There is a lump on the back of my knee, which WebMD suggests is likely to be stage IV cancer or a golfing injury. I don’t play golf. I am clearly dying. I wonder if everyone else here has convinced themselves that they are dying too? WebMD has become a form of idle procrastination for me, sometimes even when I am perfectly fine I’ll click the parts of the digitised body and input symptoms just to see what they amount to. If they have any correlation. I am certain now that any time when I feel an organ fizz, I’ve got a spot on my right cheek or my ankles click, I can do some sort of WebMD-informed maths to convince myself I have a terminal illness. There is something about finding logical, even though it’s not, impermanence to life that soothes my anxiety. There is something about finding pattern and reasoning in my body’s shortcomings, and potential failings, that makes the notion of a suicidal thought seem quite quaint when I can convince myself my body is ready to give up before I give it permission to.

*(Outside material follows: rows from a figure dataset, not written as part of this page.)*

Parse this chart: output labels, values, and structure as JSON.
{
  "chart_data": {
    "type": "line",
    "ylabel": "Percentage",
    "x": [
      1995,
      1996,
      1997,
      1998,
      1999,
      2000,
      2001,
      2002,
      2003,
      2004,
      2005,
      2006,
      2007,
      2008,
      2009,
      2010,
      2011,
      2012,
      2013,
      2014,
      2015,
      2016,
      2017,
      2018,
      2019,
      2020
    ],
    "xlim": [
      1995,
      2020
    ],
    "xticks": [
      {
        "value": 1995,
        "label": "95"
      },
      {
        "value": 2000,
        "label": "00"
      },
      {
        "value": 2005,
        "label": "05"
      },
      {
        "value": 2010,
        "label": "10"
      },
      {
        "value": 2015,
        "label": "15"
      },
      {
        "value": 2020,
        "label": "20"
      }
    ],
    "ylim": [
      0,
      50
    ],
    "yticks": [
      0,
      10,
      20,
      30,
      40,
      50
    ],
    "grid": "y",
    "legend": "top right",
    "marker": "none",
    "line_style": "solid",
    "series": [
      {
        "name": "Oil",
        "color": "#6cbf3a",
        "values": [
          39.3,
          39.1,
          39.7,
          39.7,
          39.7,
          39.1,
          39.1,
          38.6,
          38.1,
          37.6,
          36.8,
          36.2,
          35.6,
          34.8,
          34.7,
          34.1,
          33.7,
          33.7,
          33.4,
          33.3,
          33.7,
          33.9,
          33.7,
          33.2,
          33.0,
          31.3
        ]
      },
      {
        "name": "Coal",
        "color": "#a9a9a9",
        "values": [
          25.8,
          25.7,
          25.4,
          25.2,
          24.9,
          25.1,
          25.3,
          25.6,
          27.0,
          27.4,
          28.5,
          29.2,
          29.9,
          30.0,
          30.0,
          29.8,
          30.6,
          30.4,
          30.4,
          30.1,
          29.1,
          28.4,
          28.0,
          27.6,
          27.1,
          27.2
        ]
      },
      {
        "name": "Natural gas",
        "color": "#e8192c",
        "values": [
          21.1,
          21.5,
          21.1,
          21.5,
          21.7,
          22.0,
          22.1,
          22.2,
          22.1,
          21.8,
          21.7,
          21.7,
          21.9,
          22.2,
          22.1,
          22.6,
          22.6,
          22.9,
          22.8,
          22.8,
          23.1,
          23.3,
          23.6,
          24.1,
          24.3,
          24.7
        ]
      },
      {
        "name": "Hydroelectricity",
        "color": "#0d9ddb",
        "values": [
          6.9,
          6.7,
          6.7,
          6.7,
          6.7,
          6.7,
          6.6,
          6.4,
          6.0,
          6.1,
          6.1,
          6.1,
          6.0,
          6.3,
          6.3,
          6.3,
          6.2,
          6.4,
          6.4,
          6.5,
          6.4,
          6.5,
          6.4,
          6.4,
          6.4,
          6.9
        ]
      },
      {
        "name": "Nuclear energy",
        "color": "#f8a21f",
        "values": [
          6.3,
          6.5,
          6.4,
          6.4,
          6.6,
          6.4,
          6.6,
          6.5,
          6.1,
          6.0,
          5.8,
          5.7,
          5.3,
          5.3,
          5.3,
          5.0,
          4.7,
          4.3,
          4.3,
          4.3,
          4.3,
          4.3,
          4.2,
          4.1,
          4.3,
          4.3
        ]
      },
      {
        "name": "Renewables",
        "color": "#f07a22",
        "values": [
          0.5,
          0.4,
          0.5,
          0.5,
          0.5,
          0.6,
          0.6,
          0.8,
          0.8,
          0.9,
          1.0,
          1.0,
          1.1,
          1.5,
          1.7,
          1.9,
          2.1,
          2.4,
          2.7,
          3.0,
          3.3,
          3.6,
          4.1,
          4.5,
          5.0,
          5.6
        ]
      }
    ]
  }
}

Not that long ago mental illness, albeit taboo and often dismissed even when as real and as profound as someone with suicidal ideation – there was a certain sympathetic coup for it. An arm rub. A waft of misunderstanding that means it is serious. Yes, it was saved for nutters and mad women, but it was also serious. There were institutes. Slurs. But now it just feels assumed. I don’t feel any new communion with the movement of celebrities ‘admitting’ their anxiety and depression, I feel annoyed. I feel ‘fuck’. There’s already next-to-no resource, what happens now more people use it? It also feels a bit self-aggrandising. This idea of admitting.